Rwanda launches ‘first made-in-Africa’ smartphones
Rwanda has opened Africa’ smartphones smartphone manufacturing plant in the capital, Kigali, in an event attended by President Paul Kagame.
Manufactured by technology company Mara Group – the Mara X and Mara Z smartphones – will use Google’s Android operating system and cost 175,750 Rwandan francs ($190; £155) and 120,250 Rwandan francs ($130;£106) respectively.
“This is the first ‘first made-in-Africa’smartphone manufacturer in Africa,” Mara Group CEO Ashish Thakkar told news agency Reuters during a tour of the plant on Monday.
The company was targeting customers willing to pay more for quality, Mr Thakkar said.
But most phones sold in Africa are from Chinese companies, which offer dual SIM cards and are cheaper than Mara’s planned price point.
Companies assemble smartphones in Egypt, Ethiopia, Algeria and South Africa, but import the components, Mr Thakkar said.
‘first made-in-Africa’ – They will compete with Samsung, whose cheapest smartphone costs 50,000 Rwandan francs ($54), and non-branded phones at 35,000 Rwandan francs ($37). Mara Group CEO Ashish Thakkar said it was targeting customers willing to pay more for quality.
“This is the first ‘first made-in-Africa’ smartphone manufacturer in Africa,” Thakkar told Reuters after touring the company alongside Rwanda’s President Paul Kagame.
“We are actually the first who are doing manufacturing. We are making the motherboards, we are making the sub-boards during the entire process… There are over 1,000 pieces per phone,” he added.
He said the plant had cost $24m and could make 1,200 phones per day.
President Paul Kagame said this ‘first made-in-Africa’ smartphone would increase Rwanda’s smartphone usage, currently at around 15%.
The agreement is due to begin trading in July next year, aiming to unite 1.3 billion people and create a $3.4 trillion economic bloc. But it is still in the very early stages and no timelines have been agreed for abolishing tariffs.
“Rwandans are already using smartphones but we want to enable many more. The introduction of Mara phones will put smartphones ownership within reach of more Rwandans,” Kagame said.
Rwanda’s economy expanded at 8.6 percent in 2018 and headline inflation remained low at 1.2 percent as of March 2019, says the new World Bank Rwanda Economic Update released today. The report forecasts favorable economic outlook with growth expected to be in the range of 7.5 to 8 percent annually.
According to the report, Rwanda Economic Update: Lighting Rwanda, the growth was broad-based; with agriculture expanding by almost 6 percent while industries, supported by construction and manufacturing, grew by more than 10 percent, and the service sector recorded a 9 percent growth.
“Supported by conducive macroeconomic policies, Rwanda continues to enjoy a strong economic momentum characterized by high growth and low inflation,” said Aghassi Mkrtchyan, Senior Economist at the World Bank. “While public investments will continue to support the growth over the medium-term, Rwanda needs to strengthen its nascent private sector to stay on a high growth trajectory in the long-run”.

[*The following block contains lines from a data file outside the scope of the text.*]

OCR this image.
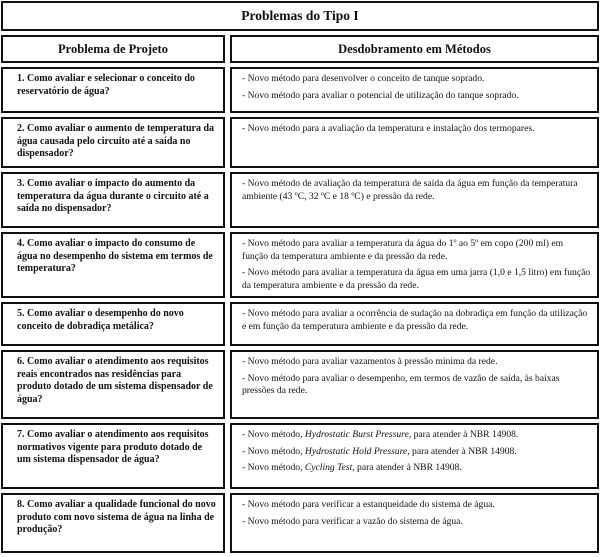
Problemas do Tipo I
Problema de Projeto	Desdobramento em Métodos
1. Como avaliar e selecionar o conceito do reservatório de água?
- Novo método para desenvolver o conceito de tanque soprado.
- Novo método para avaliar o potencial de utilização do tanque soprado.
2. Como avaliar o aumento de temperatura da água causada pelo circuito até a saída no dispensador?
- Novo método para a avaliação da temperatura e instalação dos termopares.
3. Como avaliar o impacto do aumento da temperatura da água durante o circuito até a saída no dispensador?
- Novo método de avaliação da temperatura de saída da água em função da temperatura ambiente (43 ºC, 32 ºC e 18 ºC) e pressão da rede.
4. Como avaliar o impacto do consumo de água no desempenho do sistema em termos de temperatura?
- Novo método para avaliar a temperatura da água do 1º ao 5º em copo (200 ml) em função da temperatura ambiente e da pressão da rede.
- Novo método para avaliar a temperatura da água em uma jarra (1,0 e 1,5 litro) em função da temperatura ambiente e da pressão da rede.
5. Como avaliar o desempenho do novo conceito de dobradiça metálica?
- Novo método para avaliar a ocorrência de sudação na dobradiça em função da utilização e em função da temperatura ambiente e da pressão da rede.
6. Como avaliar o atendimento aos requisitos reais encontrados nas residências para produto dotado de um sistema dispensador de água?
- Novo método para avaliar vazamentos à pressão mínima da rede.
- Novo método para avaliar o desempenho, em termos de vazão de saída, às baixas pressões da rede.
7. Como avaliar o atendimento aos requisitos normativos vigente para produto dotado de um sistema dispensador de água?
- Novo método, Hydrostatic Burst Pressure, para atender à NBR 14908.
- Novo método, Hydrostatic Hold Pressure, para atender à NBR 14908.
- Novo método, Cycling Test, para atender à NBR 14908.
8. Como avaliar a qualidade funcional do novo produto com novo sistema de água na linha de produção?
- Novo método para verificar a estanqueidade do sistema de água.
- Novo método para verificar a vazão do sistema de água.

In its special focus on energy “Lighting Rwanda”, the 14th Rwanda Economic Update discusses the country’s achievements in expanding generation of and access to electricity and outlines the main challenges facing Rwanda in achieving its ambitions in expanding the power sector in a low-cost and fiscally sustainable manner.

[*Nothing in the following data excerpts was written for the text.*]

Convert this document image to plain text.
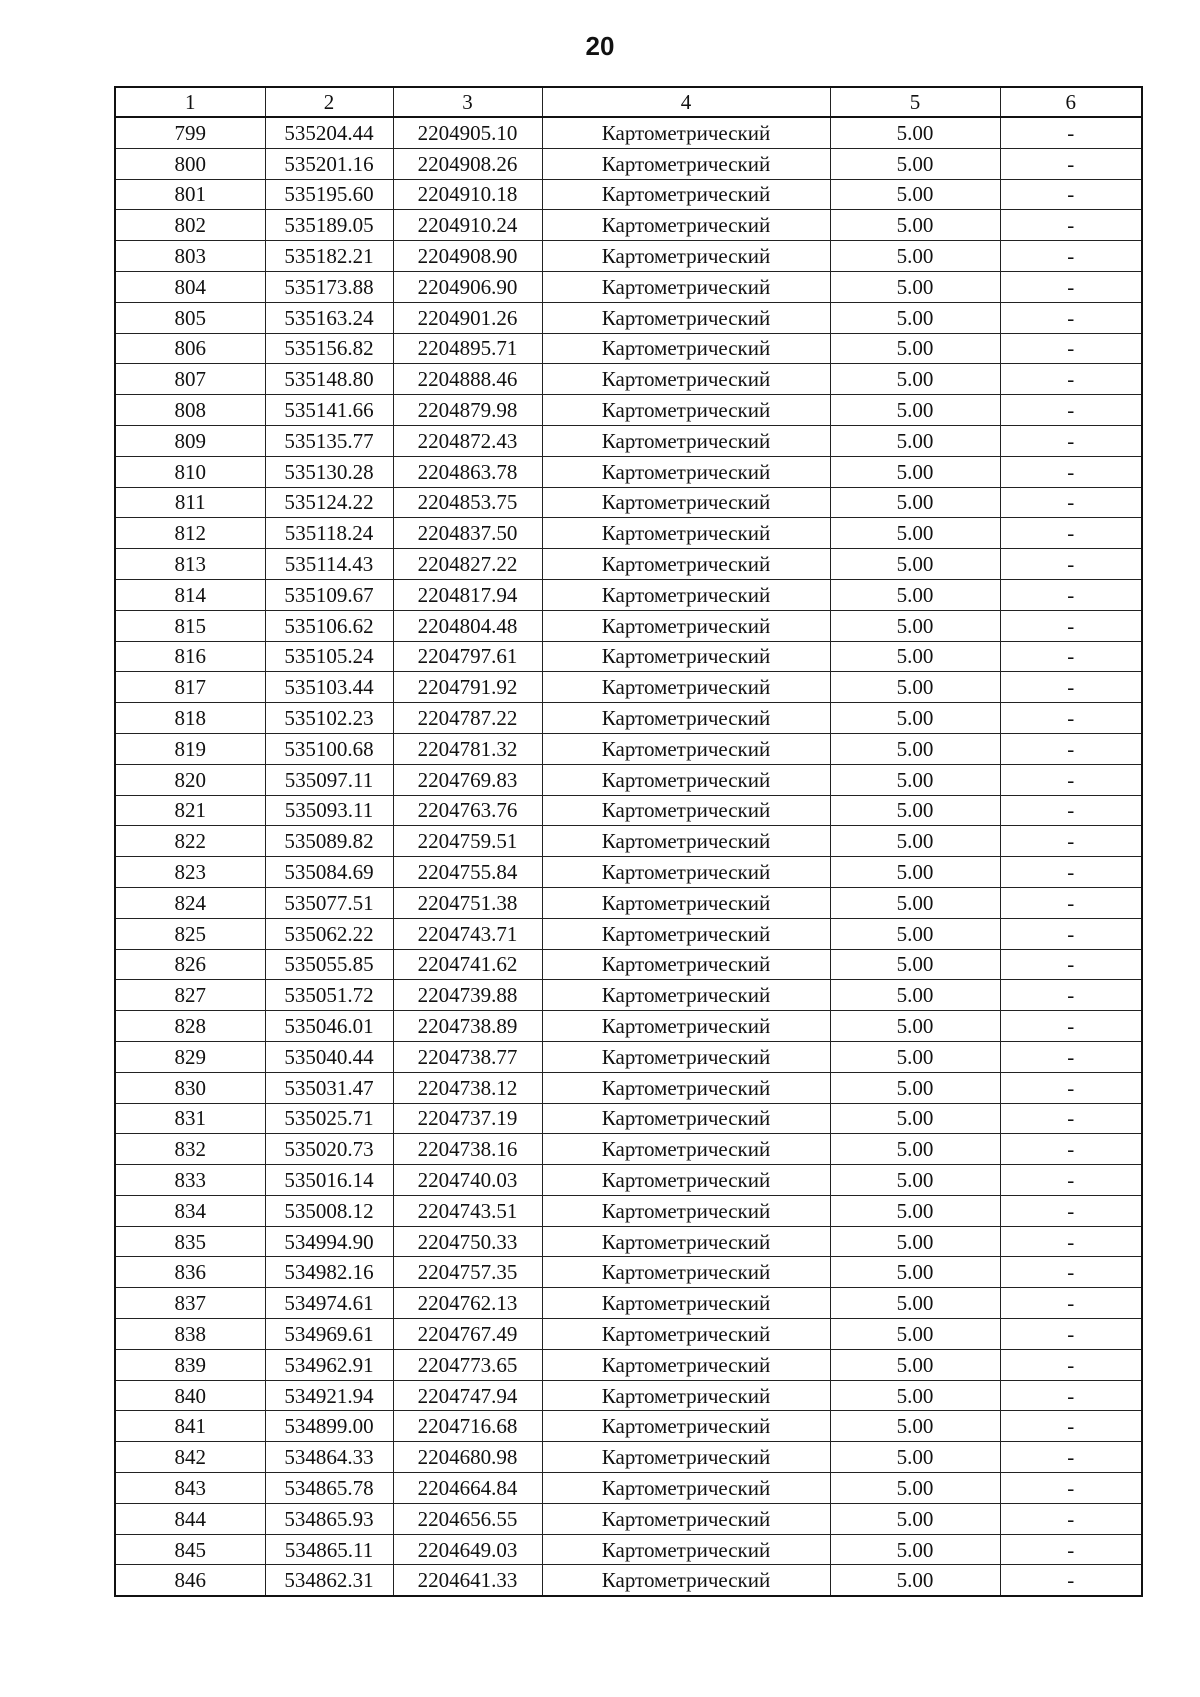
20
1	2	3	4	5	6
799	535204.44	2204905.10	Картометрический	5.00	-
800	535201.16	2204908.26	Картометрический	5.00	-
801	535195.60	2204910.18	Картометрический	5.00	-
802	535189.05	2204910.24	Картометрический	5.00	-
803	535182.21	2204908.90	Картометрический	5.00	-
804	535173.88	2204906.90	Картометрический	5.00	-
805	535163.24	2204901.26	Картометрический	5.00	-
806	535156.82	2204895.71	Картометрический	5.00	-
807	535148.80	2204888.46	Картометрический	5.00	-
808	535141.66	2204879.98	Картометрический	5.00	-
809	535135.77	2204872.43	Картометрический	5.00	-
810	535130.28	2204863.78	Картометрический	5.00	-
811	535124.22	2204853.75	Картометрический	5.00	-
812	535118.24	2204837.50	Картометрический	5.00	-
813	535114.43	2204827.22	Картометрический	5.00	-
814	535109.67	2204817.94	Картометрический	5.00	-
815	535106.62	2204804.48	Картометрический	5.00	-
816	535105.24	2204797.61	Картометрический	5.00	-
817	535103.44	2204791.92	Картометрический	5.00	-
818	535102.23	2204787.22	Картометрический	5.00	-
819	535100.68	2204781.32	Картометрический	5.00	-
820	535097.11	2204769.83	Картометрический	5.00	-
821	535093.11	2204763.76	Картометрический	5.00	-
822	535089.82	2204759.51	Картометрический	5.00	-
823	535084.69	2204755.84	Картометрический	5.00	-
824	535077.51	2204751.38	Картометрический	5.00	-
825	535062.22	2204743.71	Картометрический	5.00	-
826	535055.85	2204741.62	Картометрический	5.00	-
827	535051.72	2204739.88	Картометрический	5.00	-
828	535046.01	2204738.89	Картометрический	5.00	-
829	535040.44	2204738.77	Картометрический	5.00	-
830	535031.47	2204738.12	Картометрический	5.00	-
831	535025.71	2204737.19	Картометрический	5.00	-
832	535020.73	2204738.16	Картометрический	5.00	-
833	535016.14	2204740.03	Картометрический	5.00	-
834	535008.12	2204743.51	Картометрический	5.00	-
835	534994.90	2204750.33	Картометрический	5.00	-
836	534982.16	2204757.35	Картометрический	5.00	-
837	534974.61	2204762.13	Картометрический	5.00	-
838	534969.61	2204767.49	Картометрический	5.00	-
839	534962.91	2204773.65	Картометрический	5.00	-
840	534921.94	2204747.94	Картометрический	5.00	-
841	534899.00	2204716.68	Картометрический	5.00	-
842	534864.33	2204680.98	Картометрический	5.00	-
843	534865.78	2204664.84	Картометрический	5.00	-
844	534865.93	2204656.55	Картометрический	5.00	-
845	534865.11	2204649.03	Картометрический	5.00	-
846	534862.31	2204641.33	Картометрический	5.00	-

The report established that Rwanda’s power sector has grown rapidly in the past decade and outpaced many of its peers in Sub-Saharan Africa. More than half of Rwandans have access to electricity in their home, compared to 10 percent in 2009. Generation capacity has more than tripled in the same period, and outages have become shorter and much less frequent.
“Rwanda’s energy sector has been a success story in the region that many are trying emulating. The five-fold increase in electricity access within ten years is almost unprecedented when compared with electricity access expansion in similar countries”, said Yasser El Gammal, World Bank Country Manager for Rwanda.

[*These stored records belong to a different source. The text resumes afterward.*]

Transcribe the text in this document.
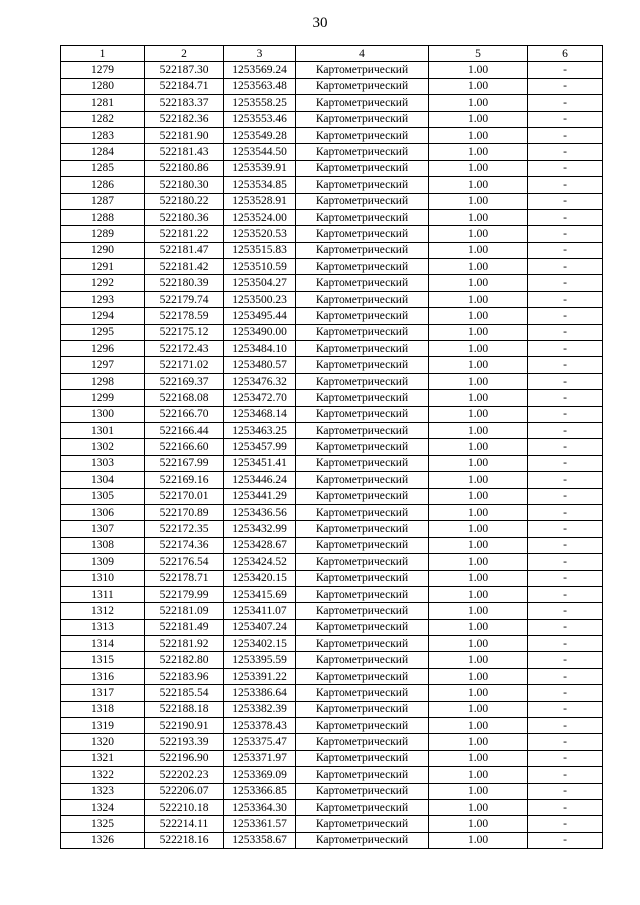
30
1	2	3	4	5	6
1279	522187.30	1253569.24	Картометрический	1.00	-
1280	522184.71	1253563.48	Картометрический	1.00	-
1281	522183.37	1253558.25	Картометрический	1.00	-
1282	522182.36	1253553.46	Картометрический	1.00	-
1283	522181.90	1253549.28	Картометрический	1.00	-
1284	522181.43	1253544.50	Картометрический	1.00	-
1285	522180.86	1253539.91	Картометрический	1.00	-
1286	522180.30	1253534.85	Картометрический	1.00	-
1287	522180.22	1253528.91	Картометрический	1.00	-
1288	522180.36	1253524.00	Картометрический	1.00	-
1289	522181.22	1253520.53	Картометрический	1.00	-
1290	522181.47	1253515.83	Картометрический	1.00	-
1291	522181.42	1253510.59	Картометрический	1.00	-
1292	522180.39	1253504.27	Картометрический	1.00	-
1293	522179.74	1253500.23	Картометрический	1.00	-
1294	522178.59	1253495.44	Картометрический	1.00	-
1295	522175.12	1253490.00	Картометрический	1.00	-
1296	522172.43	1253484.10	Картометрический	1.00	-
1297	522171.02	1253480.57	Картометрический	1.00	-
1298	522169.37	1253476.32	Картометрический	1.00	-
1299	522168.08	1253472.70	Картометрический	1.00	-
1300	522166.70	1253468.14	Картометрический	1.00	-
1301	522166.44	1253463.25	Картометрический	1.00	-
1302	522166.60	1253457.99	Картометрический	1.00	-
1303	522167.99	1253451.41	Картометрический	1.00	-
1304	522169.16	1253446.24	Картометрический	1.00	-
1305	522170.01	1253441.29	Картометрический	1.00	-
1306	522170.89	1253436.56	Картометрический	1.00	-
1307	522172.35	1253432.99	Картометрический	1.00	-
1308	522174.36	1253428.67	Картометрический	1.00	-
1309	522176.54	1253424.52	Картометрический	1.00	-
1310	522178.71	1253420.15	Картометрический	1.00	-
1311	522179.99	1253415.69	Картометрический	1.00	-
1312	522181.09	1253411.07	Картометрический	1.00	-
1313	522181.49	1253407.24	Картометрический	1.00	-
1314	522181.92	1253402.15	Картометрический	1.00	-
1315	522182.80	1253395.59	Картометрический	1.00	-
1316	522183.96	1253391.22	Картометрический	1.00	-
1317	522185.54	1253386.64	Картометрический	1.00	-
1318	522188.18	1253382.39	Картометрический	1.00	-
1319	522190.91	1253378.43	Картометрический	1.00	-
1320	522193.39	1253375.47	Картометрический	1.00	-
1321	522196.90	1253371.97	Картометрический	1.00	-
1322	522202.23	1253369.09	Картометрический	1.00	-
1323	522206.07	1253366.85	Картометрический	1.00	-
1324	522210.18	1253364.30	Картометрический	1.00	-
1325	522214.11	1253361.57	Картометрический	1.00	-
1326	522218.16	1253358.67	Картометрический	1.00	-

Despite this growth in the energy sector, the cost of electricity supply in Rwanda is among the highest in the region and remains a constraint for Rwanda’s economic and industrial development. Household consumers have problems affording electricity at the present tariffs, a problem that will be aggravated as the rural electrification drive reaches ever poorer parts of the population.
Supported by the World Bank and other development partners, the government has since 2017 implemented several reforms to make electricity service more affordable and ensure that it becomes an engine of economic growth and private-sector development.